Une sortie programmée du réseau sud-africain

La transaction porte sur Shell Downstream South Africa, filiale qui regroupe les activités aval du groupe britannique dans le pays. L'opération devrait être bouclée en 2027, sous réserve des étapes nécessaires à sa finalisation. Shell inscrit cette vente dans la réallocation de son portefeuille vers les marchés considérés comme prioritaires par le groupe. Adnoc a indiqué que l'accord valorisait l'ensemble de la société à environ un milliard de dollars. La marque Shell ne disparaîtra pas du marché sud-africain après la cession prévue. Elle restera utilisée dans le cadre d'accords de licence, tandis que les clients conserveront l'accès aux carburants et lubrifiants du groupe.

Pour Adnoc, la compagnie pétrolière nationale d'Abou Dhabi, l'achat de Shell Downstream South Africa doit accélérer son développement hors de son marché domestique. Adnoc présente l'opération comme un levier pour devenir un acteur mondial de la distribution de carburants et des services de mobilité. Le groupe émirati estime que « cette acquisition constitue une étape majeure » dans cette stratégie internationale. L'opération renforce aussi sa présence commerciale sur le continent africain, où le réseau sud-africain de Shell constitue un actif aval dense.

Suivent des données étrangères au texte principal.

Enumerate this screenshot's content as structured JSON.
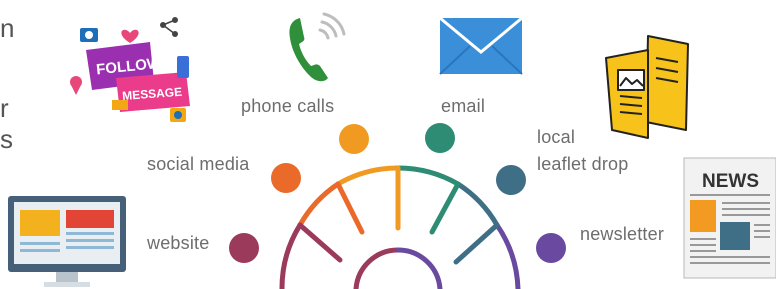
{
  "left_fragments": [
    "n",
    "r",
    "s"
  ],
  "channels": [
    {
      "label": "website",
      "color": "#9b3a5a"
    },
    {
      "label": "social media",
      "color": "#ea6a2a"
    },
    {
      "label": "phone calls",
      "color": "#f19a22"
    },
    {
      "label": "email",
      "color": "#2e8b74"
    },
    {
      "label": "local",
      "label2": "leaflet drop",
      "color": "#3f6f86"
    },
    {
      "label": "newsletter",
      "color": "#6a4aa0"
    }
  ],
  "icons": {
    "social_sticker_top": "FOLLOW",
    "social_sticker_bottom": "MESSAGE",
    "newspaper_title": "NEWS"
  },
  "colors": {
    "email_blue": "#3a8fd8",
    "phone_green": "#2f8f3a",
    "leaflet_yellow": "#f7c21a"
  }
}
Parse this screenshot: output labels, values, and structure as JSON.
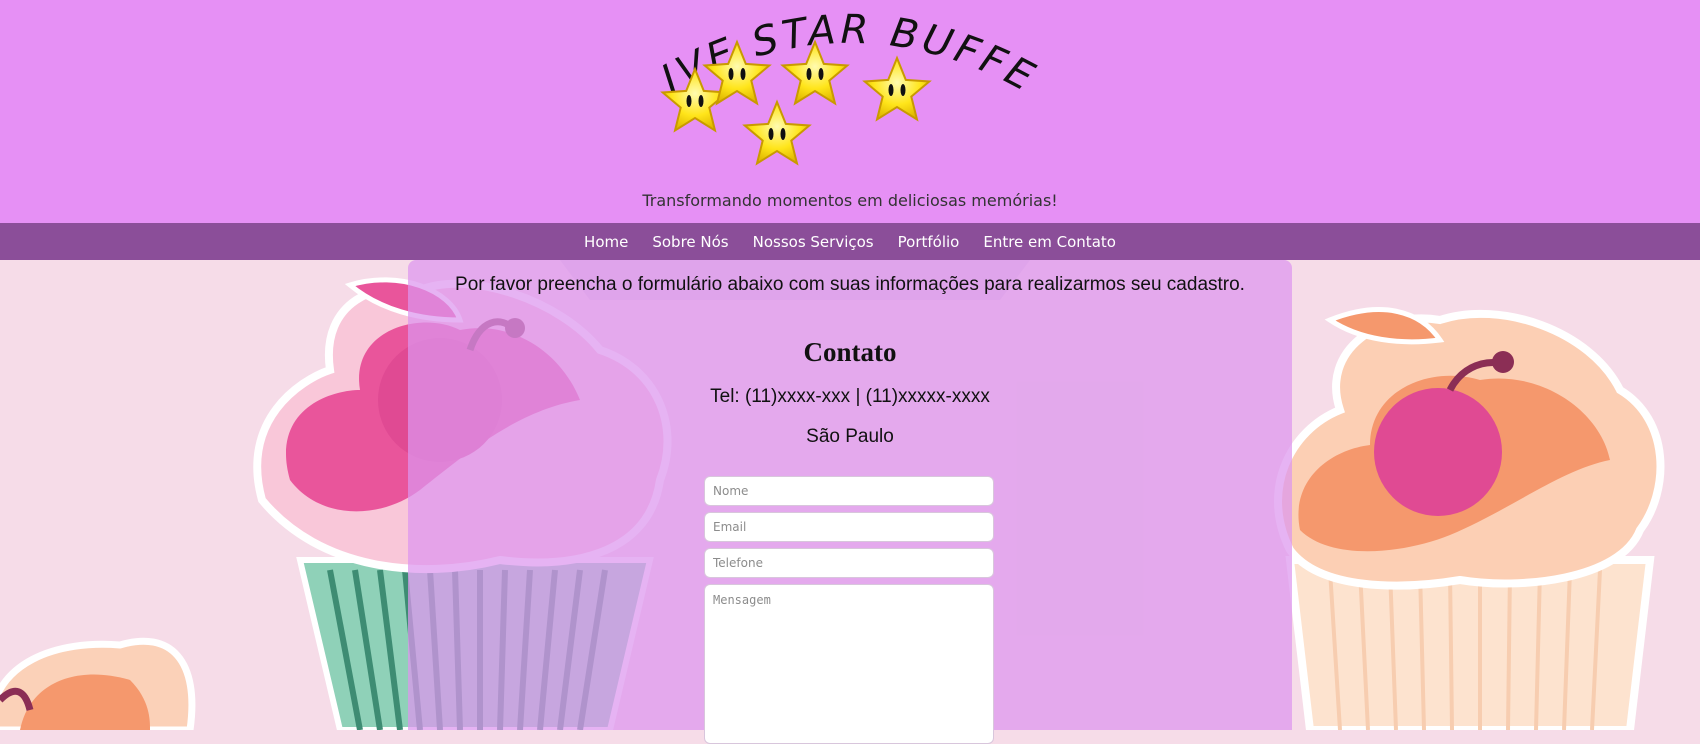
{
  "header": {
    "logo_text": "FIVE STAR BUFFET",
    "tagline": "Transformando momentos em deliciosas memórias!"
  },
  "nav": {
    "items": [
      "Home",
      "Sobre Nós",
      "Nossos Serviços",
      "Portfólio",
      "Entre em Contato"
    ]
  },
  "contact": {
    "intro": "Por favor preencha o formulário abaixo com suas informações para realizarmos seu cadastro.",
    "title": "Contato",
    "phone": "Tel: (11)xxxx-xxx | (11)xxxxx-xxxx",
    "city": "São Paulo"
  },
  "form": {
    "name_placeholder": "Nome",
    "email_placeholder": "Email",
    "phone_placeholder": "Telefone",
    "message_placeholder": "Mensagem"
  },
  "colors": {
    "header_bg": "#e690f5",
    "nav_bg": "#8b4e99",
    "page_bg": "#f6dce8",
    "panel_bg": "#dc96ee",
    "star": "#ffe51a"
  }
}
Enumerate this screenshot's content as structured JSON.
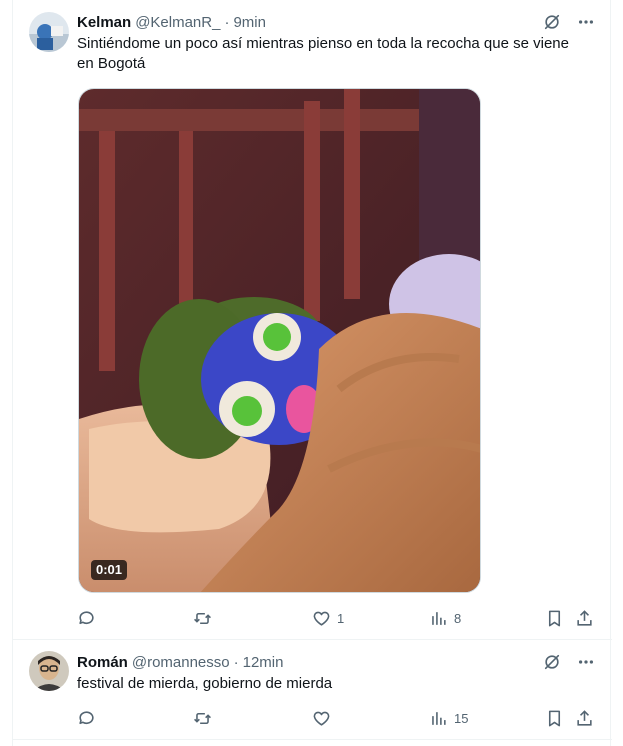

La production gazière de Shell recule au deuxième trimestre

Dans une communication séparée publiée avant ses résultats trimestriels, Shell a signalé une baisse marquée de sa production gazière au deuxième trimestre 2026. Le groupe l'attend entre 620 000 et 650 000 barils équivalent pétrole par jour, contre 909 000 au premier trimestre. Shell attribue ce repli aux effets du conflit au Moyen-Orient sur les volumes provenant du Qatar. Le groupe indique toutefois que ses activités de négoce de gaz devraient afficher des performances « nettement supérieures » à celles du premier trimestre.

À la Bourse de Londres, l'action Shell gagnait près de 3 % en début de séance. Dan Coatsworth, responsable des marchés chez AJ Bell, a relevé que « Les investisseurs ont accueilli avec soulagement l'annonce de Shell selon laquelle les résultats au deuxième trimestre de sa division Gaz intégré seraient meilleurs que prévu ». Selon Dan Coatsworth, Shell a également bénéficié de la hausse des prix du pétrole, facteur de soutien pour le titre en début de séance londonienne.